Alan will forever be lovingly remembered by the people whose lives he touched and made indelibly better: his friends and sizeable lacrosse family; his nieces Nicole Reid (upon whose birth he began folding and unfolding paper clips or played with elastic bands to help him quit smoking cold turkey), Kate and Sarah; his brother Gordon; his daughter in law Dani, son Justin and daughter Kristin and their mother Dennell Griffith and his wife, Cathy. Despite Alan’s gradually declining health and increasingly challenging times in recent years, they remained a solid team who fully supported and loved one another. Cathy held Alan’s hand through his final breaths until his last, saying goodbye to her steadfast and loyal love and companion of nearly three decades.
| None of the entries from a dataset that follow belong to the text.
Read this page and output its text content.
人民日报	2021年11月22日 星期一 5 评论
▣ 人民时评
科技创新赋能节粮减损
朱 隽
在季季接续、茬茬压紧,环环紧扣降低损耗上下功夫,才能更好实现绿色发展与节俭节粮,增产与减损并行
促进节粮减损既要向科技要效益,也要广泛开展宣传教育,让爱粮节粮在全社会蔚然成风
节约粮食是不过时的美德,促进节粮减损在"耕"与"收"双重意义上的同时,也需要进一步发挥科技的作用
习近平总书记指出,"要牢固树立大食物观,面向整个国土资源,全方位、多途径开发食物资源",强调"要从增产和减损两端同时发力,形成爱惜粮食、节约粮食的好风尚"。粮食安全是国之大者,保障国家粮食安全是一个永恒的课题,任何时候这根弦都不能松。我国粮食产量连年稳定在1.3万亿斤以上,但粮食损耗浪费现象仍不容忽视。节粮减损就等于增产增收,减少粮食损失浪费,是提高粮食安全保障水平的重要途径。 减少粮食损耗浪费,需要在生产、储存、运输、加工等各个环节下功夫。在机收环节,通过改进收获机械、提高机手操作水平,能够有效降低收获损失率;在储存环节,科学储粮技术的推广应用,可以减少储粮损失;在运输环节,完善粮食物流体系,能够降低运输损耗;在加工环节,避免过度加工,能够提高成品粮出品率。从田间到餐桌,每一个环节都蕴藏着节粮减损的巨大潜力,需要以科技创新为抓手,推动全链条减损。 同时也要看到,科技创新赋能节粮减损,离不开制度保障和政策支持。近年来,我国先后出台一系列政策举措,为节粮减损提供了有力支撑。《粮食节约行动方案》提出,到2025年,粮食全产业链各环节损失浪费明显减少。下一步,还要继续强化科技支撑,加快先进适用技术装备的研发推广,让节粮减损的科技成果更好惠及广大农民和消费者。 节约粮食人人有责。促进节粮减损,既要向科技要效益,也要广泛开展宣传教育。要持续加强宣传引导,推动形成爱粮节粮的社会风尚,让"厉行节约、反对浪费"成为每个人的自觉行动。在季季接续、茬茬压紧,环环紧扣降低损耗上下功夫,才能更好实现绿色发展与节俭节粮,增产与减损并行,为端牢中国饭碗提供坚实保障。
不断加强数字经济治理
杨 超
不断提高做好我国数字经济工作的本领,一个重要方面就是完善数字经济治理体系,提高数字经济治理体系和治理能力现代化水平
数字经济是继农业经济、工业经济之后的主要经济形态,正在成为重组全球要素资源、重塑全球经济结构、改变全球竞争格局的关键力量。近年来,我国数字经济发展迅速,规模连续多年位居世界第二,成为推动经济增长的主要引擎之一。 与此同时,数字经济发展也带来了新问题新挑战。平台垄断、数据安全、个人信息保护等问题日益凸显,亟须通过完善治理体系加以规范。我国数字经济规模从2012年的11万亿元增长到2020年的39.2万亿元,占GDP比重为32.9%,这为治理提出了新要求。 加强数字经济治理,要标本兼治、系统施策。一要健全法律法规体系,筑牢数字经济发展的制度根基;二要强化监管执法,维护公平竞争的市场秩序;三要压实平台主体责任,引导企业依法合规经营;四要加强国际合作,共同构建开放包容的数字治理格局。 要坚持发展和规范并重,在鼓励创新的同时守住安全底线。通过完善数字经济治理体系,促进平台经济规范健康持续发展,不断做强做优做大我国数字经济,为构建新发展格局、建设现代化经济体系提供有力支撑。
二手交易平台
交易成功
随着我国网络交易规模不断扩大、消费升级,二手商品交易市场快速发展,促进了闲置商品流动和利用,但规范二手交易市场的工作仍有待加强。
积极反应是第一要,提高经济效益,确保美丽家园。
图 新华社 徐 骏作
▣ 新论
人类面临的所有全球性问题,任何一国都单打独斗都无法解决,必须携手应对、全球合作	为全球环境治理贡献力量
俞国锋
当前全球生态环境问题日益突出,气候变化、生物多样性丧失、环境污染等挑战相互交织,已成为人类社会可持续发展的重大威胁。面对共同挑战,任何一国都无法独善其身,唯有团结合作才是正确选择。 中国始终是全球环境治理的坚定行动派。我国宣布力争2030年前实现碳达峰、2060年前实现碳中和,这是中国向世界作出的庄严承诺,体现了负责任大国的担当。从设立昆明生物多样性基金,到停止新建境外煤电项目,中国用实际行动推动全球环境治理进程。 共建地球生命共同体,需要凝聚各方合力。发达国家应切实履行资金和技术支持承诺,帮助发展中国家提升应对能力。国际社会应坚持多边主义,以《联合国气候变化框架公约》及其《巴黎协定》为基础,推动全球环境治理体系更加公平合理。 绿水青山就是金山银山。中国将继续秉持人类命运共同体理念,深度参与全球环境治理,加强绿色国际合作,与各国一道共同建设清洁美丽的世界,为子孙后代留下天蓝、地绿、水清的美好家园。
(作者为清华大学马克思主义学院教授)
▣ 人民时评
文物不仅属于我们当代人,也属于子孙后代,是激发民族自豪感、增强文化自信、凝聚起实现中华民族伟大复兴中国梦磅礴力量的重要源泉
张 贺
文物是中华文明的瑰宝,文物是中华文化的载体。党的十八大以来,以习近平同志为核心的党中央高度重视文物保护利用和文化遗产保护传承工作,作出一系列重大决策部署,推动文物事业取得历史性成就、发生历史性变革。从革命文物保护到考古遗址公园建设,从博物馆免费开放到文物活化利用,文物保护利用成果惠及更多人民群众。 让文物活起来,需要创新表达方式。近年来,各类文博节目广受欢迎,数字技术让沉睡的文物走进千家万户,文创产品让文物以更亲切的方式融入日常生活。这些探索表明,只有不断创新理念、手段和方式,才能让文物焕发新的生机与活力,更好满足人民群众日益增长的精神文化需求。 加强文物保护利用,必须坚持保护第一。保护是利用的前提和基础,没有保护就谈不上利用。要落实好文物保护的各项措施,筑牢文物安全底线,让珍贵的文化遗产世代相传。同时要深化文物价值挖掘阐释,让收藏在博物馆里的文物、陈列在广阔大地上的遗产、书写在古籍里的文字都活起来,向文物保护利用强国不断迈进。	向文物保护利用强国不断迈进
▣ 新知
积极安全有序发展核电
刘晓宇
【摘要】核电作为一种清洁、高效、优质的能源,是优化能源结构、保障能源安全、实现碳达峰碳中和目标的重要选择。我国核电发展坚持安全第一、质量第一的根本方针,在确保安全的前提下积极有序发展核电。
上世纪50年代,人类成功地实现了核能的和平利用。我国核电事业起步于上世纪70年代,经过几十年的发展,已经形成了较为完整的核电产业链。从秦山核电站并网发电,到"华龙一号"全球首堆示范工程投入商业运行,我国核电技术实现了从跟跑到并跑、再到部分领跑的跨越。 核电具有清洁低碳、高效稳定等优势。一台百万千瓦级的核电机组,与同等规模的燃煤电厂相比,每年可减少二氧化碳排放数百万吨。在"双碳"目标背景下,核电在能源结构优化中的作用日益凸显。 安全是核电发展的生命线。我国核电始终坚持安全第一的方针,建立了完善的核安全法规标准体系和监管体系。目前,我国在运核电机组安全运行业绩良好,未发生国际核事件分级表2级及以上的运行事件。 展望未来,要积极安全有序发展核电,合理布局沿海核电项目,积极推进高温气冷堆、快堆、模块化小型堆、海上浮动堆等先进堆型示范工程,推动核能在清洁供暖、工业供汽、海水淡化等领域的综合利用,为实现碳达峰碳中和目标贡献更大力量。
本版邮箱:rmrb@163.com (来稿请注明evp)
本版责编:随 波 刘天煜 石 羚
Knowing how much Alan loved a get-together at the pub, please join us as we raise a glass (or two) to toast the memory of a fun-loving person. Family and friends will be meeting Saturday, January 20th, at Dixon’s Public House (#24 15425 Bannister Road SE, Calgary) from 3pm - 7pm. We welcome anyone who would like to have a pint or other “tippy” in honour of him. Alan hated pretentiousness and stuffiness. He was happiest in his shorts and a T shirt. He would really be ticked if you showed up in a suit so dress comfortably.

Everyone has an Alan story and we would love to hear them all. Come when you choose, stay as long as you like and go when you need, or, as he used to laugh to his pub stool mates, when the wife calls.